Unfortunately as a project maintainer the requirement to ensure contributors have a signed CLA is quite cumbersome, for each committer within a pull request you must email ‘legal counsel’ to verify whether they have a CLA (either individual or company) on record!

Having contributed to Facebook projects in the past, where a ‘bot’ verifies the status of pull requests, I knew it was possible to streamline this process. This is why my ‘pet project’ for the past few weeks has been the creation of a cla-bot.

Funnily enough, I’m not the first to have had this idea. I checked with the Symphony Foundation DevOps Director, and they’d looked at a number of options, including clabot, CLAHub and cla-assistant. Some were flexible, but required hosting, while others were provided as a service, but you have to use their CLA signing workflow. None were ideal.

For the cla-bot I wanted to provide it as a hosted service, in this case a GitHub App for ease of integration. I also wanted to leave the specifics of how CLAs are managed and signed to the individual projects.

Just what is a CLA?

If you maintain an open source project you’ll likely have selected an open source licence that governs your project. This provides an implicit agreement for contributors to your project, whereas a Contributor Licence Agreement (CLA) makes these terms explicit and provides a record of these agreements.

As described via Wikipedia

The purpose of a CLA is to ensure that the guardian of a project’s outputs has the necessary ownership or grants of rights over all contributions to allow them to distribute under the chosen license.

You can find example CLAs from GitHub, Facebook, Microsoft, JSFoundation and many other projects.

Do all projects need a CLA?

No!!!

I don’t intend adding a CLA to any of my personal open source projects. There is a good question on Stack Exchange that details some of the ambiguities that a CLA resolves. However, I personally think that for any project that lacks commercial value, this is simply overkill.

What does cla-bot do?

Adding a CLA to your project workflow can add quite a bit of overhead. For each pull request you need to ensure that each committer has signed your CLA before merging. For small projects this can probably be done manually, but for larger projects you probably want to automate this process.

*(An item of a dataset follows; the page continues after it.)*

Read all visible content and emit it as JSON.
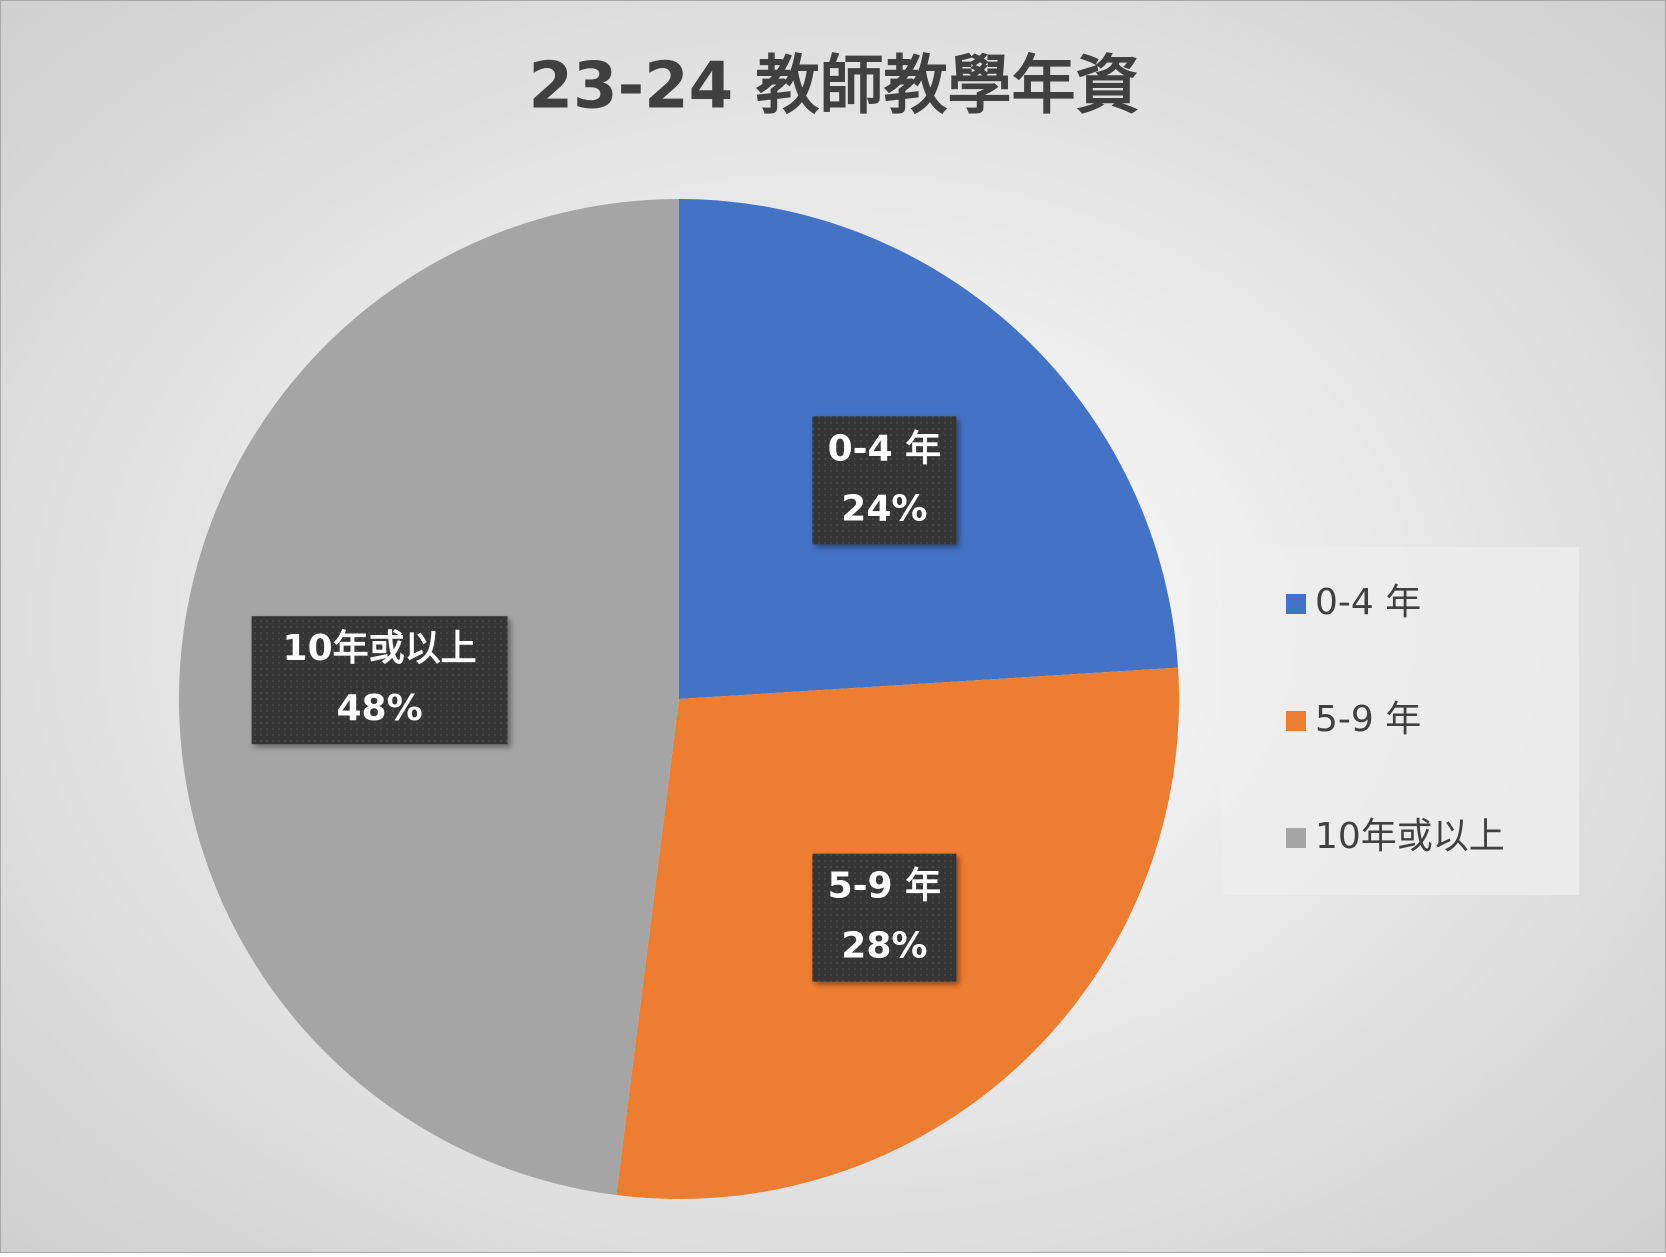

As you can see from the above examples CLAs differ between projects, and the mechanics for signing them also differ. For that reason this bot doesn’t automate that part of the process. However, the process of checking pull requests against a list of (approved) contributors is what this bot automates.

For projects that use cla-bot, when a pull request is opened, the commits are checked to determine the CLA status for each committer. If any fail the check, the bot posts a (customisable) comment, prompting them to get in touch and arrange a CLA:

If the checks pass, a (configurable) label is added to the pull request:

In each case the pull request status is set to a pass or fail. It’s a good idea to make the verification/cla-signed status a required status check so that it must pass before pull requests are merged.

If a committer signs the CLA and you wish to have a pull request re-check, you can request this posting a comment that contains the text @cla-bot check:

How does the cla-bot work?

The bot is installed as a GitHub App, which means it receives webhooks when various events occur on a project (comment created, pull request opened, etc …)

The project-specific configuration for the bot is stored in a .clabot file. When a pull request is opened, the bot fetches the configuration for the project. This file details how to determine contributors for a project, their usernames can be stored directly in this configuration file, or it can point to a URL, or webhook that supplies this information.

You can read more about the configuration on the cla-bot homepage.

Symphony Foundation are now using this bot on a trial basis across a number of their projects. Hopefully it will be of use to others too!

Colin E.